The co-living concept from Brownstone Shared Housing currently has two locations: one in Palo Alto, and another in Bakersfield.

Source: A California startup is offering cocoon-like pods to allow 14 residents to share a single house as an escape from soaring rents and real estate prices

Here’s this article again. It get rewritten every year or so. The dystopian take is that we’re headed for the “pod living” in some Asian countries, but the US has so much land, people will move to other places before living like this in aggregate. We’re just not bound by lack of available land like Japan or Hong Kong. If nothing else, the financials will basically make it happen.

Extract or Die – Pirate Wires

Among many things, including talent, opportunity, and soft power, the technology industry has brought tremendous tax revenue to the Bay Area. The budget of San Francisco literally doubled this decade, from around six billion to over twelve billion dollars. With our government’s incredible, historic abundance of wealth, the Board of Supervisors has presided over: a dramatic increase in homelessness, drug abuse, crime — now including home invasion — and a crippling cost of living that can be directly ascribed to the local landed gentry’s obsession with blocking new construction. This latter piece is important, as it appears to be the only thing our Board cares about. This is because significantly increasing the local housing supply would decrease the value of the multi-million dollar homes almost every single one of our Supervisors owns, and we could never have that.

Source: Extract or Die – Pirate Wires

This is the most-direct analysis I have seen of why Silicon Valley has become the most overpriced area in which to live in the US. The situation described here is heart-wrenchingly discouraging, but what’s completely and utterly heart-breaking is that nothing seems to be getting learned by it. I’ve watched the San Francisco housing market from afar — with no small amount of schadenfreude — for many years now. They’ve been on this course for a couple of decades or more, and it just keeps getting worse. Instead of enacting any policies to help matters, they keep doubling down on the liberal policies and NIMBY-ism that has gotten them into such a sorry state of affairs to begin with.

A San Francisco ‘Co-Living’ Startup Suddenly Shut Down, Leaving Tenants In Limbo

San Francisco-based “co-living platform” HubHaus has collapsed, saying it has no funds, leaving people using its platform to rent rooms in the Bay Area, Los Angeles, and Washington DC, in limbo.

Source: A San Francisco ‘Co-Living’ Startup Suddenly Shut Down, Leaving Tenants In Limbo

Oh, look. A scammy “Web 2.0” app company reselling real estate in a ridiculous housing market has failed to understand either part of that equation.

This bunk bed is $1,200 a month, privacy not included – CNN

Housing costs have become so expensive in some cities that people are renting bunk beds in a communal home for $1,200 a month. Not a bedroom. A bed.

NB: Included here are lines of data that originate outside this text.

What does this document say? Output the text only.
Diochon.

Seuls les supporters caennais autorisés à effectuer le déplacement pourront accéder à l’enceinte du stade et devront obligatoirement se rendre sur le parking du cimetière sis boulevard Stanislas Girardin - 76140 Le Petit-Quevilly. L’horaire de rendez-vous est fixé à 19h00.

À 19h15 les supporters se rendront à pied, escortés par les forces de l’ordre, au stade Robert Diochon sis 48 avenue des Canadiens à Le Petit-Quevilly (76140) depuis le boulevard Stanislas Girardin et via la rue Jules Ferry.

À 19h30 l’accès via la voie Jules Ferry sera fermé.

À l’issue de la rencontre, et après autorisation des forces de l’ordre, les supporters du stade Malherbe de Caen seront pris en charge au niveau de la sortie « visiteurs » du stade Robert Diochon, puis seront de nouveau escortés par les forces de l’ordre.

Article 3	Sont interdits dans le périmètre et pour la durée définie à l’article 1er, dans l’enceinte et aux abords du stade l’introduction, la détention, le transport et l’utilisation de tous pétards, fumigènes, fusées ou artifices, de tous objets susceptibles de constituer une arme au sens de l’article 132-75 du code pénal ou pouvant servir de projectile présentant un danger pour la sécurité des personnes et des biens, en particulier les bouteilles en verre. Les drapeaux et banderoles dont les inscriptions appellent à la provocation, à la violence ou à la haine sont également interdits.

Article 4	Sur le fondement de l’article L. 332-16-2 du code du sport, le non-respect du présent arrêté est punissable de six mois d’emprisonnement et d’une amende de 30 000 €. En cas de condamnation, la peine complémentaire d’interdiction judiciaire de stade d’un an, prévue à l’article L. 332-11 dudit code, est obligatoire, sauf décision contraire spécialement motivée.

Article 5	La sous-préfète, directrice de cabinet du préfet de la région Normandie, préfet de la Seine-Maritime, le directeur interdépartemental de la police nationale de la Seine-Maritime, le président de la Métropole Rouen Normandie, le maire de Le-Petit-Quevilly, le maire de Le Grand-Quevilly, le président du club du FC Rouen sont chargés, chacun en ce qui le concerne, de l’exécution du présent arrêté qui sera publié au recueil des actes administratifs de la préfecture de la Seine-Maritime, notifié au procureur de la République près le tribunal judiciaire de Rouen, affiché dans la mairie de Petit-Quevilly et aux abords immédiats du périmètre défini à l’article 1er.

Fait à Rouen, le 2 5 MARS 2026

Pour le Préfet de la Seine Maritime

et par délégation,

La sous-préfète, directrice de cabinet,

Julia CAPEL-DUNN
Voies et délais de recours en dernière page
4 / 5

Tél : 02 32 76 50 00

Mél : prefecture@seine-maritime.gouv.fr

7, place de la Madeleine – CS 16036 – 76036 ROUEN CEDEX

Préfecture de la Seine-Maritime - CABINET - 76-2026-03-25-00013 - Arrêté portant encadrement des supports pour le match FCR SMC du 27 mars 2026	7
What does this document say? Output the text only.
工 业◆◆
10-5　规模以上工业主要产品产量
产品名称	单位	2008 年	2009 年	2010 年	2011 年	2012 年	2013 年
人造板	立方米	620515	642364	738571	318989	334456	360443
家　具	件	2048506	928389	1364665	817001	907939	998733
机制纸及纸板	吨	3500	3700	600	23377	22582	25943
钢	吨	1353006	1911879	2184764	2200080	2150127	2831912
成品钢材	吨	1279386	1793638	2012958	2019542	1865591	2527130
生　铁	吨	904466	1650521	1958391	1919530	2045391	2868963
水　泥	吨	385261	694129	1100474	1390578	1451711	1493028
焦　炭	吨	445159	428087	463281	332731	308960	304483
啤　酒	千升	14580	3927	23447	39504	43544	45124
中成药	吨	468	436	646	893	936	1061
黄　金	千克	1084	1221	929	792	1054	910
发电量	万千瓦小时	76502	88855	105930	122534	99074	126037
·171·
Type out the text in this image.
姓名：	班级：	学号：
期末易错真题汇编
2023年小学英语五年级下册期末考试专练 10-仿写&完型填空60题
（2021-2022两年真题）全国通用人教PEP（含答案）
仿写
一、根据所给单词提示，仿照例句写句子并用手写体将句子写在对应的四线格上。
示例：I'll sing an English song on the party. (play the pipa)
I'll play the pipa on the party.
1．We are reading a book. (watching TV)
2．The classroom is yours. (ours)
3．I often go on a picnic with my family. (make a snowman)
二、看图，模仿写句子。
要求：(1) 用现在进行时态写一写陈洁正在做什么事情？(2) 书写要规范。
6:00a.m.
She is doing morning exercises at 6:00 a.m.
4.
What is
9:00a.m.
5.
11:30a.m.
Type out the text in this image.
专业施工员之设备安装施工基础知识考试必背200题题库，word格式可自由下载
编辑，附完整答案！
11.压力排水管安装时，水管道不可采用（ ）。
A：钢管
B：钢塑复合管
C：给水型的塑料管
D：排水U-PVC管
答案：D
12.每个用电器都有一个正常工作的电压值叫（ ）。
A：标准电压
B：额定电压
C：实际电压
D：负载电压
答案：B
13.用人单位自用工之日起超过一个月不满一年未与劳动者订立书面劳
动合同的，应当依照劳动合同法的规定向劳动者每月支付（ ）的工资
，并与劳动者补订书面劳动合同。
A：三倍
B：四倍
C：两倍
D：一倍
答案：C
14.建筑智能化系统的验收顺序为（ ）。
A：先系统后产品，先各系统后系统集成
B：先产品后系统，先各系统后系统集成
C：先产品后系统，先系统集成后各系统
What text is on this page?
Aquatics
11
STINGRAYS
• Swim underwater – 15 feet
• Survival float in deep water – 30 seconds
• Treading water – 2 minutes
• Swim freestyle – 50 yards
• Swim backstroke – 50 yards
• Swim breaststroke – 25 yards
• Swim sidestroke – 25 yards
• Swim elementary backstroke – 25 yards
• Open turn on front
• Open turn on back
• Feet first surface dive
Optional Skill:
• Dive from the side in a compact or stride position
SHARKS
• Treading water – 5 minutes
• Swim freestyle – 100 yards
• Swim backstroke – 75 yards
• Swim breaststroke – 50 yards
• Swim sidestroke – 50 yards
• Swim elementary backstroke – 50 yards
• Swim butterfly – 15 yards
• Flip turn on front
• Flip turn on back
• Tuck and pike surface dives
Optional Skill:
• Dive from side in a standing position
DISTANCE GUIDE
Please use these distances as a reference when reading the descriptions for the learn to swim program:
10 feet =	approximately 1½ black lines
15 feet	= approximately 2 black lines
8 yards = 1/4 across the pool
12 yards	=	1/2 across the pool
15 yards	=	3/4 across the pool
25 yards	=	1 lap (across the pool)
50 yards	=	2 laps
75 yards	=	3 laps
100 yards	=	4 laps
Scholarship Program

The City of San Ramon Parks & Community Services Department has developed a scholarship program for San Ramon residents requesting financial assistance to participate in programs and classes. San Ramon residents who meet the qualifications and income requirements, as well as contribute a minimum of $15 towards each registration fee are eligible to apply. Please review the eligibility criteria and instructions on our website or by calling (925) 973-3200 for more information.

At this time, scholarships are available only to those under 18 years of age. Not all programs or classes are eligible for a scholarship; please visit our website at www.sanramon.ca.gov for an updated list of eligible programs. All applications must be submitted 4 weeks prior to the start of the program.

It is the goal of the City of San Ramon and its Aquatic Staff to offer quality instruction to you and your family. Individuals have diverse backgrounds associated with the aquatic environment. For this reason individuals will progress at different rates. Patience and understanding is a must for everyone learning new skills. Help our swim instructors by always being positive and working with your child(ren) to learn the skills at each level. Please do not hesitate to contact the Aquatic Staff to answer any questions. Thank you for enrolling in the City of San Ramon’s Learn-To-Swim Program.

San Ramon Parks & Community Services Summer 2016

Source: This bunk bed is $1,200 a month, privacy not included – CNN

Given the software/tech-related bent of my news feeds, I see the ridiculous cost of housing in the Valley come up a lot, but I think it’s largely invisible here in the midwest. I’ve posted articles about single bunks in flophouses going for thousands of dollars a month, but now, finally, naturally, there’s someone who has started a bunk-as-a-service company. A “share” allows you to stay in any of their flophouses. At least the CEO seems pretty pragmatic about it, and doesn’t come across as the usual, crazed, psychopathic founder type.